Il fatto della settimana - Torna l'incubo Covid: scoppia un focolaio al Bari. Intanto alcune società si tutelano con vaccinazioni di squadra

25.07.2021 00:00 di Valeria Debbia Twitter:    vedi letture
Il fatto della settimana - Torna l'incubo Covid: scoppia un focolaio al Bari. Intanto alcune società si tutelano con vaccinazioni di squadra
TMW/TuttoC.com

Come se non bastassero i timori che aleggiano intorno alle Olimpiadi di Tokyo, il Covid continua a spaventare il mondo del calcio: tra raduni e ritiri i casi di positività tra giocatori e membri dello staff non mancano, così come i professionisti che rifiutano il vaccino. 

Il caso più clamoroso è quello dello Spezia, isolato durante il ritiro di Prato dello Stelvio per via di 14 positivi. Commentando la situazione della società ligure, era stato proprio il medico social, professor Vincenzo Salini, a introdurre l'argomento dei giocatori no vax, cioè quelli che non vogliono farsi vaccinare: "Due calciatori non hanno voluto effettuarlo e si è creato un piccolo cluster".

Timori condivisi anche ai piani inferiori, con Saverio Sticchi Damiani, presidente del Lecce preoccupato dalla presenza di un no vax nello spogliatoio giallorosso. Arrivando fino alla nostra Serie C, dove è scoppiato il caso Bari. Il tutto è iniziato mercoledì quando dal club biancorosso è giunta la seguente comunicazione ufficiale: "SSC Bari rende noto che, nella giornata di domenica, giorno della partenza per il ritiro di Lodrone, i lievi sintomi segnalati da un calciatore, hanno indotto la Società ad evitare allo stesso di aggregarsi al gruppo in partenza, predisponendo un isolamento domiciliare a scopo preventivo. Un primo tampone di controllo effettuato sempre domenica ha confermato la negatività, mentre il successivo tampone effettuato nel pomeriggio di lunedì ha rilevato la positività al Coronavirus-COVID-19 del soggetto in questione, posto in quarantena domiciliare. Il gruppo squadra è stato dunque sottoposto a due nuovi cicli di tamponi tra lunedì e martedì che hanno evidenziato la positività di 7 calciatori presenti in ritiro. Il Club ha prontamente attivato tutte le procedure previste dal protocollo predisponendo, per i positivi, l’isolamento e per il gruppo squadra nuovi cicli di tamponi atti a monitorare al meglio l’evolvere della situazione sotto la stretta sorveglianza dello staff sanitario societario e della APSS di Trento". Sabato l'aggiornamento: "SSC Bari rende noto che il nuovo ciclo di tamponi a cui è stato sottoposto ieri il gruppo squadra, non ha evidenziato nuovi casi nei soggetti già negativi e confermato due ulteriori positività fra soggetti già isolati. La Società, in accordo con la APSS di Trento, ha predisposto tre mezzi specifici per il trasporto protetto dei pazienti Covid-19, che consentiranno ai 9 ’casi’ di raggiungere la sede scelta dagli stessi per trascorrere il periodo di isolamento obbligatorio previsto dal protocollo. Per domani è previsto un nuovo ciclo di tamponi per il gruppo squadra".

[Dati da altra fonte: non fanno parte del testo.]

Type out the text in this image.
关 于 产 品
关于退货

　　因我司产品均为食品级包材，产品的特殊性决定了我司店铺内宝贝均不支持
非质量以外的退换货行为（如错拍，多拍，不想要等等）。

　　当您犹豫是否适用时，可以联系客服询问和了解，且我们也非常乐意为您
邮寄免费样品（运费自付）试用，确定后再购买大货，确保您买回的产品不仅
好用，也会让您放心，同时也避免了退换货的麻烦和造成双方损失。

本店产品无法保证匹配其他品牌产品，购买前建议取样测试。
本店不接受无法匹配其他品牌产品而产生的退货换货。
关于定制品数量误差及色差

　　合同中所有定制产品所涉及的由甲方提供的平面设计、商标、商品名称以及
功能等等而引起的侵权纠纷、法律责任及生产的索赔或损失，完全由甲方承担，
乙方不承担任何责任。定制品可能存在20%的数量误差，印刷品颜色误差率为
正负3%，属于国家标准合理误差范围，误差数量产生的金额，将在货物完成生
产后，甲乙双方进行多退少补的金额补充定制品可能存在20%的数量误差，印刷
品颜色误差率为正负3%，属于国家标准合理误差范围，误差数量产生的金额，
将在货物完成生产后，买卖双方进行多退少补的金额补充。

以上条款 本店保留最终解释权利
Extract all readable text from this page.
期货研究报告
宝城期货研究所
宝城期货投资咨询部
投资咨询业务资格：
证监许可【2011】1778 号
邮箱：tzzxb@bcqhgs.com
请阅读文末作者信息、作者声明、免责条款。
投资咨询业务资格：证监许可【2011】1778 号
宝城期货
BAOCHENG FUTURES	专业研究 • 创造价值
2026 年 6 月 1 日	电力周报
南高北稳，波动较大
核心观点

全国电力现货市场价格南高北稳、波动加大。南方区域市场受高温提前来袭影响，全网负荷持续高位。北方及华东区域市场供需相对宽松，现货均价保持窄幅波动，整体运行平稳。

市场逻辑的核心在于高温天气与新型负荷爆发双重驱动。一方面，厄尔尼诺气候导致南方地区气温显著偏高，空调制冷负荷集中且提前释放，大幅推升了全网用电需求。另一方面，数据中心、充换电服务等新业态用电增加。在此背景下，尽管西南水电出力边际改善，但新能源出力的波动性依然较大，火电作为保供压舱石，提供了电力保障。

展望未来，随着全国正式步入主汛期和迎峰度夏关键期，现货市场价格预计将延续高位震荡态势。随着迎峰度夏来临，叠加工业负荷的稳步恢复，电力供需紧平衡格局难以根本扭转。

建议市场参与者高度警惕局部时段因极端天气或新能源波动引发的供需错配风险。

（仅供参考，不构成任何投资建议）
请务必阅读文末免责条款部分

Intanto il presidente Luigi De Laurentiis è intervenuto ai microfoni di Telebari, facendo sentire la sua voce in merito ai vaccini: "È una situazione complessa che non ci auguravamo, nella scorsa stagione lo staff è stato attentissimo nel rispetto dei protocolli. Negli ultimi tempi la variante Delta ha complicato le cose, è stata una cosa spiacevole. Stiamo continuando il lavoro di preparazione del resto della squadra, cercando di contenere al massimo questa situazione. D'accordo con la strategia usata in Inghilterra, con l'obbligo di vaccinazione per partecipare ai campionati. Con il senno di poi è facile trovare soluzioni".

Bene hanno quindi fatto quelle società che hanno già annunciato vaccinazioni a tappeto del gruppo squadra. Dal Legnago alla Carrarese, dal Padova al Südtirol i giocatori ci sono sottoposti. Mario Pretto, dg dei veneti biancazzurri ha infine evidenziato: “Tante volte si parla dello Sport, e del calcio in particolare, ponendo l’accento su episodi che vengono poi catalogati come esempi negativi. Che oggi i nostri giocatori e il nostro staff tecnico possano, invece, farsi portatori di un messaggio importante, da declinare con un’accezione positiva, è qualcosa che ci inorgoglisce molto, e ringraziamo il sindaco, l’Amministrazione comunale e l’Asl per averci dato questa opportunità”.